Donc nous avons quitté La Paz il y a maintenant une semaine mas o menos, et nous avons filé jusqu'au Sud pour voir d'abord Potosí, les mines les plus exploitées au monde, 8 millions de morts en l'espace de quelques siècle, exploités par les espagnols donc pour alimenter le commerce triangulaire qui, on va me dire encore que je résume, donnera naissance au capitalisme le siècle suivant. Tout cela bien évidemment sous le pretexte d'évangélisation. Merci Jean-Paul!
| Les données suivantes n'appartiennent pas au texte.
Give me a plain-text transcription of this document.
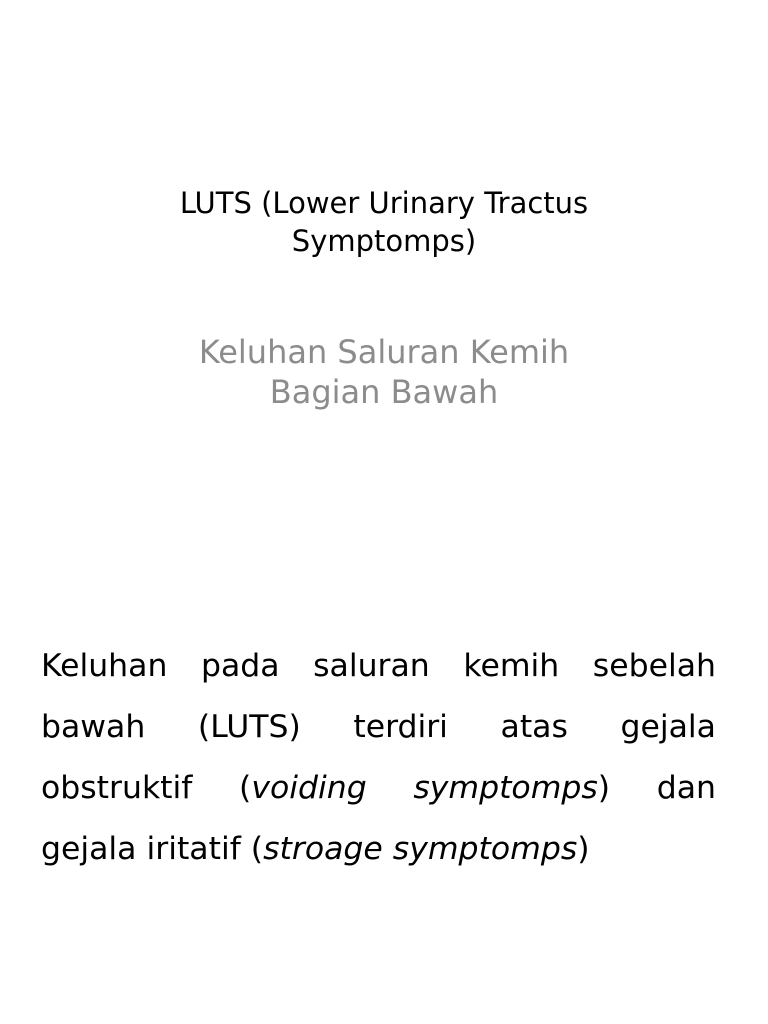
LUTS (Lower Urinary Tractus
Symptomps)
Keluhan Saluran Kemih
Bagian Bawah
Keluhan pada saluran kemih sebelah
bawah (LUTS) terdiri atas gejala
obstruktif (voiding symptomps) dan
gejala iritatif (stroage symptomps)
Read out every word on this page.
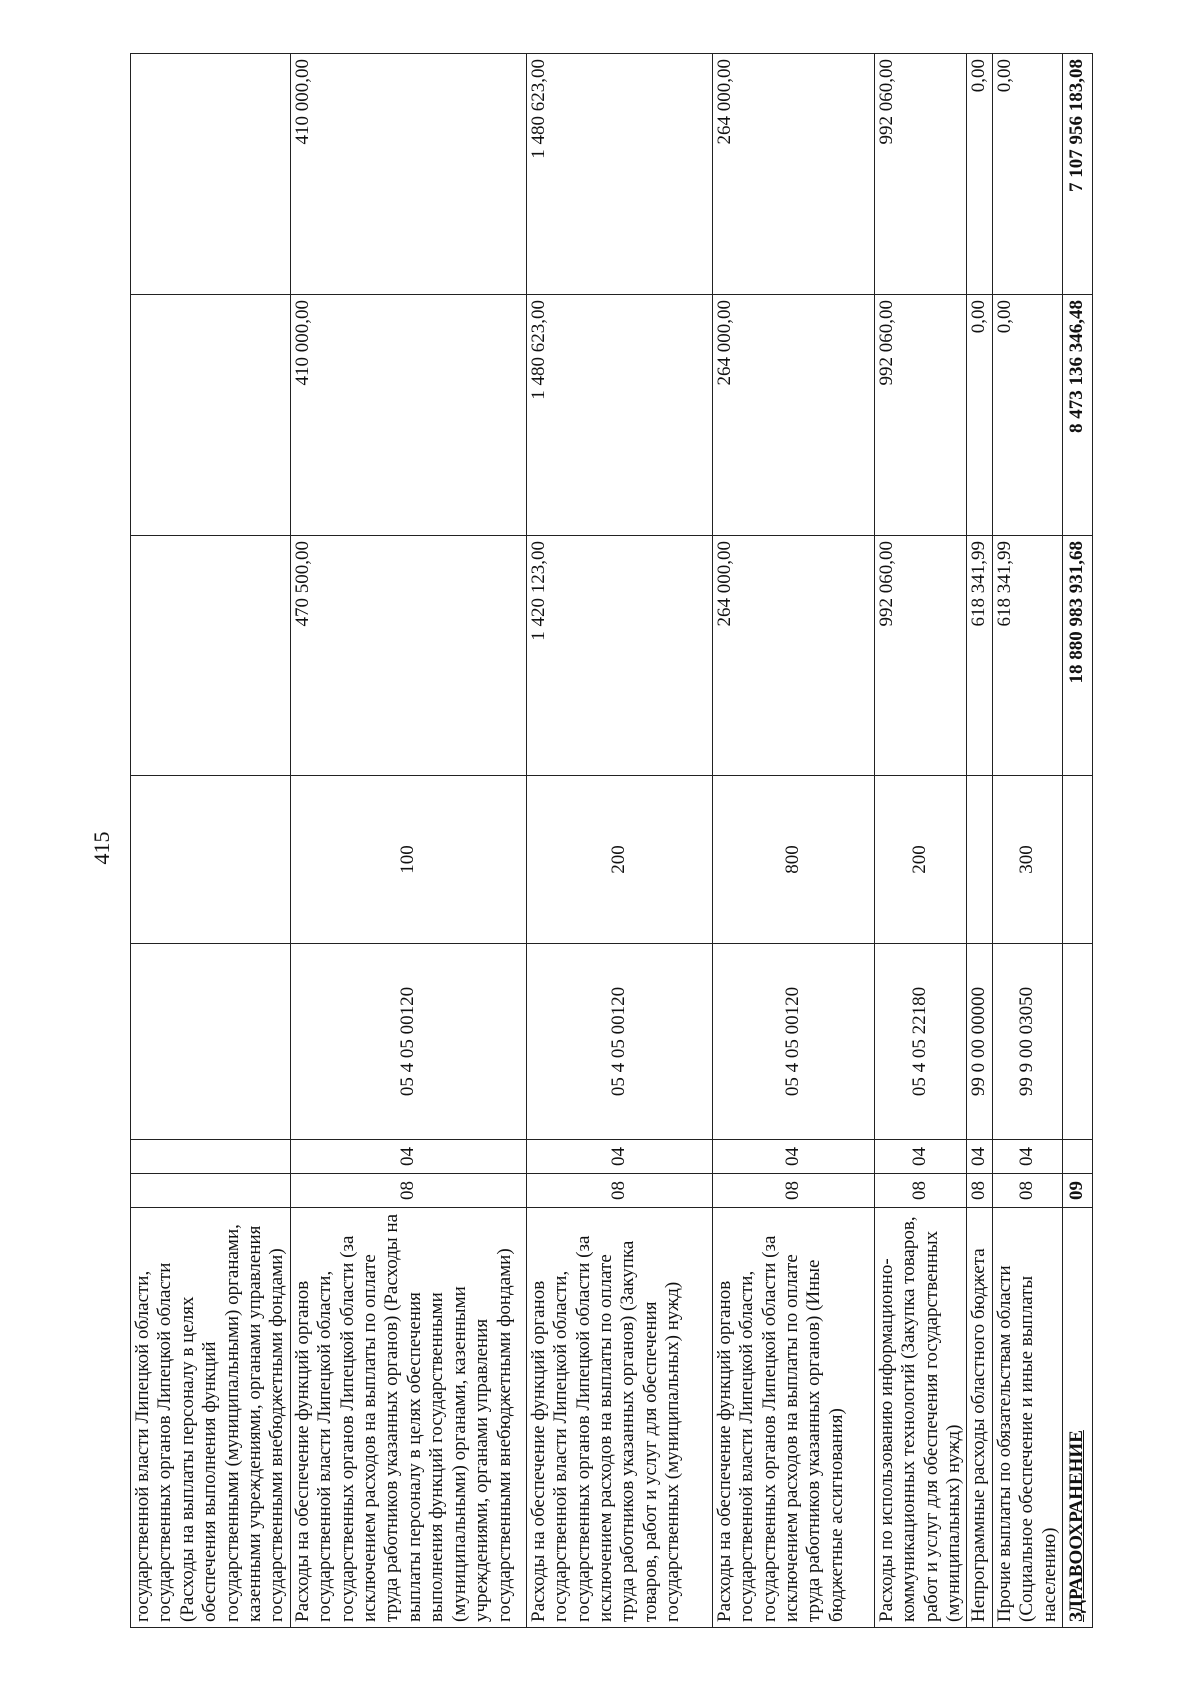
415
государственной власти Липецкой области, государственных органов Липецкой области (Расходы на выплаты персоналу в целях обеспечения выполнения функций государственными (муниципальными) органами, казенными учреждениями, органами управления государственными внебюджетными фондами)							
Расходы на обеспечение функций органов государственной власти Липецкой области, государственных органов Липецкой области (за исключением расходов на выплаты по оплате труда работников указанных органов) (Расходы на выплаты персоналу в целях обеспечения выполнения функций государственными (муниципальными) органами, казенными учреждениями, органами управления государственными внебюджетными фондами)	08	04	05 4 05 00120	100	470 500,00	410 000,00	410 000,00
Расходы на обеспечение функций органов государственной власти Липецкой области, государственных органов Липецкой области (за исключением расходов на выплаты по оплате труда работников указанных органов) (Закупка товаров, работ и услуг для обеспечения государственных (муниципальных) нужд)	08	04	05 4 05 00120	200	1 420 123,00	1 480 623,00	1 480 623,00
Расходы на обеспечение функций органов государственной власти Липецкой области, государственных органов Липецкой области (за исключением расходов на выплаты по оплате труда работников указанных органов) (Иные бюджетные ассигнования)	08	04	05 4 05 00120	800	264 000,00	264 000,00	264 000,00
Расходы по использованию информационно-коммуникационных технологий (Закупка товаров, работ и услуг для обеспечения государственных (муниципальных) нужд)	08	04	05 4 05 22180	200	992 060,00	992 060,00	992 060,00
Непрограммные расходы областного бюджета	08	04	99 0 00 00000		618 341,99	0,00	0,00
Прочие выплаты по обязательствам области (Социальное обеспечение и иные выплаты населению)	08	04	99 9 00 03050	300	618 341,99	0,00	0,00
ЗДРАВООХРАНЕНИЕ	09				18 880 983 931,68	8 473 136 346,48	7 107 956 183,08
Nous avons repris la route, un peu bouleversées donc, pour le Salar d'Uyuni, désert de sel sur des km à la ronde. Les paysages se sont enchainés pendant 3 jours, des déserts aux couleurs saisissantes, tellement que l'un d'eux s'appelle Salvador Dali. Nous avons vu des lacs incroyables, bleus azurs et peuplés de flamands roses, ou bien rouge sang lorsque le vent se lève. D'autres étaient verts, encerclés du blanc du sel. Nous y avons croisé toutes générations, nationalités, et inutile de vous dire que nous avons mis une ambiance d'enfer dans les refuges où nous dormions. Il fallait bien se réchauffer, nous étions jusqu'à 5000m, et nous n'étions pas forcément équipées pour ce genre de climat...

Ensuite nous avons rejoint le Chili, San Pedro de Atacama, un petit village au charme sicilien, dans un cadre plus proche du Sud bolivien avec ces immenses plaines et les volcans enneigés qui surplombent les quelques lamas et vigognes qui y vivent. Nous y avons célébré la fête nationale, pisco sour en main, entouré des amis chiliens que nous nous sommes fait dans la petite auberge où nous vivions.

Nous avons quitté nos nouveaux amis et ce petit village la larme à l'oeil pour filer vers le Nord, direction Arequipa, au Pérou. Nous y allons passer quelques jours pour nous reposer un peu après ces 20h de bus, et lundi nous partons pour le canyon de Colca, un peu plus à l'Est, avant de rejoindre définitivement à Lima pour y prendre notre avion.

Ah oui, pour ceux qui seraient tentés de nous organiser une fête surprise à l'aéroport, nous arrivons samedi soir à Charles de Gaulle, vers 20h15. Nous on apporte la guitare, les percussions, et une bonne humeur à révolutionner le pessimisme français ambiant.